ATLANTA--A new antiviral drug that is effective against a broad range of human pathogens in the paramyxovirus family, such as the human parainfluenzaviruses and measles virus, has been discovered by researchers in the Institute for Biomedical Sciences at Georgia State University.
The drug binds to and inhibits paramyxovirus polymerases, the unique viral protein complexes that are essential for virus genome replication and the expression of viral proteins. Identified at Georgia State through a high-throughput drug screen, the compound is highly potent in cultured cells and primary human airway epithelium tissues, well-tolerated and provides complete recovery from a lethal paramyxovirus infection of animals when given by mouth. These findings were published online on July 13 in Nature Microbiology.
"We believe that a viable drug for the treatment of paramyxovirus infection must be broad-spectrum," said Dr. Richard Plemper, senior author of the study, Distinguished University Professor in the Institute for Biomedical Sciences and head of the antiviral high-throughput screening center at Georgia State.
"Because many paramyxoviruses cause severe childhood diseases, the design of clinical trials is challenging. In this study, we aimed to solve the conundrum by hunting for a drug class that is equally active against paramyxoviruses that pose a major health threat to children and those that cause severe disease in adults to open a path to clinical development."
"To be safely given to children, this drug must also be exceptionally well-tolerated, which excludes the broad-spectrum polymerase substrate analog inhibitors developed to date," said Dr. Robert Cox, first author of the study and a postdoctoral Fellow in Plemper's lab.
The compound they identified, GHP-88309, has nanomolar potency against human parainfluenzaviruses.
"We selected human parainfluenzavirus type 3 as our screening paramyxovirus," said Plemper, "because 2-14 percent of adult hematopoietic stem cell transplant recipients in the United States suffer from life-threatening HPIV3 infection annually."
In addition to blocking HPIVs, the compound is equally active against pathogens of a different paramyxovirus subgroup that contains the measles virus.
"Broad activity of a non-nucleoside inhibitor against viruses of different subgroups is very unusual," said Cox. "This behavior indicates that we have identified a conserved druggable site in the polymerase complex."

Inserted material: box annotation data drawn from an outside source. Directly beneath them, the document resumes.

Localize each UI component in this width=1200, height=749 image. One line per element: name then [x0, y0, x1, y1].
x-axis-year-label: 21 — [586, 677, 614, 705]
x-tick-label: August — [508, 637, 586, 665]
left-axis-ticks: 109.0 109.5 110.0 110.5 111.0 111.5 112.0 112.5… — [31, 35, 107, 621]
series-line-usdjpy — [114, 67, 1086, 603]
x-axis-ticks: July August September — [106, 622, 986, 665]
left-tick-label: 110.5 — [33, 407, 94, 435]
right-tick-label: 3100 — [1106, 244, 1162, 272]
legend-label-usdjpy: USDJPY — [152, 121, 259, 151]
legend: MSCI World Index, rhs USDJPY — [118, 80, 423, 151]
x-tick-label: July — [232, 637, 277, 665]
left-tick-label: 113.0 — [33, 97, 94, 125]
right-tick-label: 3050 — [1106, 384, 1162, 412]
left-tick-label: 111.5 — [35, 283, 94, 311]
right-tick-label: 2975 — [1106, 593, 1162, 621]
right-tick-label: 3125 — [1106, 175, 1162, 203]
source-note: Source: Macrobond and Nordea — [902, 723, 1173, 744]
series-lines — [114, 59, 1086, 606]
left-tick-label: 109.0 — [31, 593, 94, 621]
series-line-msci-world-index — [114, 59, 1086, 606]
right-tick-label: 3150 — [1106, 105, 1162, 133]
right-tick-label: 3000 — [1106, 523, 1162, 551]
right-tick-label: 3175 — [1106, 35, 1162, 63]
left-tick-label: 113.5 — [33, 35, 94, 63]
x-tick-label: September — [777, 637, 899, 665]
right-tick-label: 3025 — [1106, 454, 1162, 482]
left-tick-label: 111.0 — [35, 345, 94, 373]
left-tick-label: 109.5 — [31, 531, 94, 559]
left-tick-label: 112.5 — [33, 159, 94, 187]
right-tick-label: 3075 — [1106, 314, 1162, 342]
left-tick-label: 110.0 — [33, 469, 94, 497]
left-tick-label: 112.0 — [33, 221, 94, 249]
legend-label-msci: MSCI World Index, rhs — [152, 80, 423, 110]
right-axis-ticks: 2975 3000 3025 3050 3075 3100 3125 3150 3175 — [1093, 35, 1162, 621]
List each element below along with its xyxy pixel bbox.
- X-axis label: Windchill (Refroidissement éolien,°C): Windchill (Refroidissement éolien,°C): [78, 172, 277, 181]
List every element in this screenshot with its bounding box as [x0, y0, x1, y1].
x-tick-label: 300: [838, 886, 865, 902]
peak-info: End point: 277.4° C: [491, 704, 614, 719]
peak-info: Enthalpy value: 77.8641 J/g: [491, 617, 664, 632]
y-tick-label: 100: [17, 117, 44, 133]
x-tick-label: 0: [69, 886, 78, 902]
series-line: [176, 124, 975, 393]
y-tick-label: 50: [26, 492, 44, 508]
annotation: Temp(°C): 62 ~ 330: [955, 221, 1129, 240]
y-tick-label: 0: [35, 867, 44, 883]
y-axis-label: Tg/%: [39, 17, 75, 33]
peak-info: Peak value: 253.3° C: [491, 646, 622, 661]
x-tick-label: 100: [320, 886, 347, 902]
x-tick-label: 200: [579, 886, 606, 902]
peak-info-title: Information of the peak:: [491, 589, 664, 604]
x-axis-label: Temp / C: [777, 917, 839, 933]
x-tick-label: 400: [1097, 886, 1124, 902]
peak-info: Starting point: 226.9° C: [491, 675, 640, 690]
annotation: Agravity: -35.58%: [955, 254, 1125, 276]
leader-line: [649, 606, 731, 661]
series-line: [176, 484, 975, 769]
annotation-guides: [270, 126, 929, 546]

Through a sophisticated biochemical approach, the creation of a chemical analog of the drug that can be photoactivated to permanently bind to its target, the researchers have located this site to be a conserved pocket in the central cavity of the polymerase complex. Consistent with a conserved binding site for the drug, viral resistance to GHP-88309 was always associated with a complete loss of pathogenicity.
Due to interrupted vaccination schedules by the COVID-19 pandemic, a global spike in measles cases is feared.
"Measles is always one of the first diseases to return when vaccination coverage drops in an area, because the virus is exceptionally contagious," explained Plemper. "We must expedite the development of new drug classes such as GHP-88309 now to improve preparedness against emerging and re-emerging viral pathogens in the aftermath of the SARS-CoV-2 pandemic."
Co-authors of the study include R.M. Cox, J. Sourimant, M. Toots, J.-J. Yoon and R.K. Plemper at Georgia State; M Govindarajan, J.R. Marengo, Z. Sticher, A.A. Kalykhalov and M.G. Natchus at Emory University; N. Makhsous, M.J. Lin and A.L. Greninger at the University of Washington; and S. Ikegame, R.E. Watkinson, P. Thibault and B. Lee at the Icahn School of Medicine at Mount Sinai.
The study was funded by public health service grants from the National Institutes of Health/National Institute of Allergy and Infectious Diseases to Georgia State University.